Spintronic Microwave Oscillator Created
Category: Science & TechnologyPosted: June 27, 2012 04:40PM
Author: Guest_Jim_*
At the heart of much of our wireless technology is an electronic oscillator that actually generates the signal an antenna propagates. These oscillators are currently made out of silicon and do their job pretty well, but soon they may have some competition. Researchers at the University of California, Los Angeles have repurposed a kind of magnetoresistive RAM to make the most powerful nanoscale microwave oscillator in the world.
Spin-transfer torque magnetoresistive random access memory, or STT-RAM, is a multi-layered device the researchers realized could be used for an oscillator. One of the layers has a static magnetic polar direction while another can flipped by passing a current through it. By precisely controlling the current, the researchers are able to control the oscillator.

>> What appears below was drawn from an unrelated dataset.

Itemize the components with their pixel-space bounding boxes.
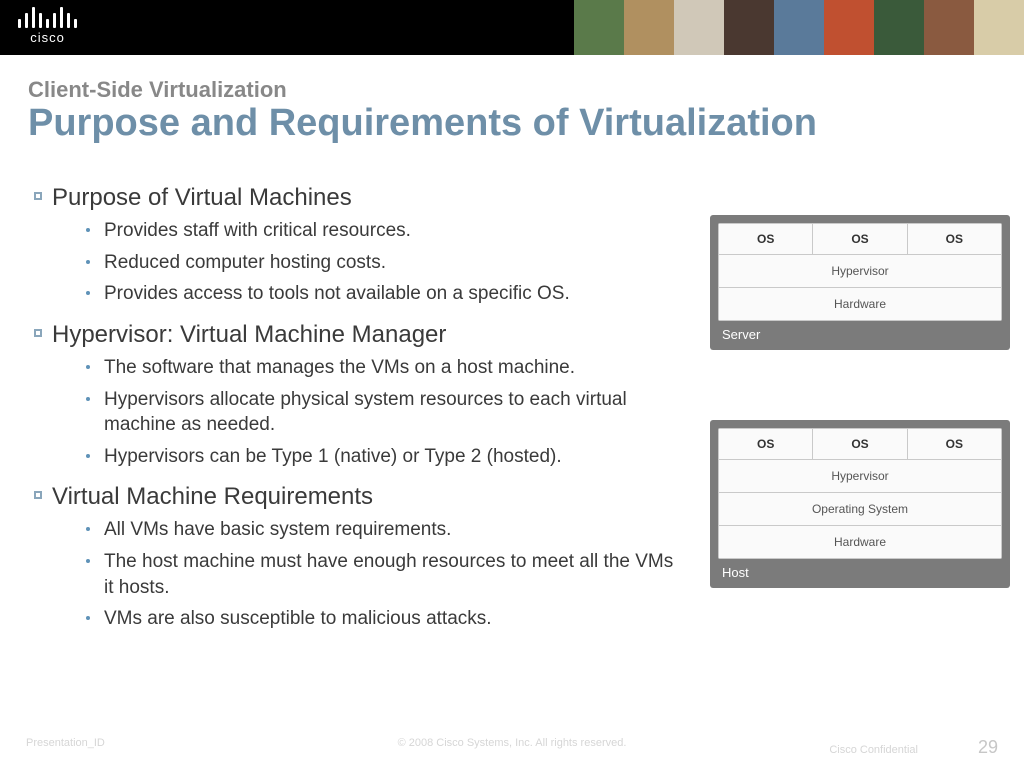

Other oscillators like this have been made before, but have never been both powerful and able to create high quality signals. This new design has satisfied both of those requirements by reaching 1 microwatt of signal power and a record signal linewidth of just 25 MHz, while still being 10,000 times smaller than modern silicon oscillators. This fact gives the new design the potential of being used in modern wireless devices, and as it can be manufactured with current methods, implementing them should not greatly add to a device's cost.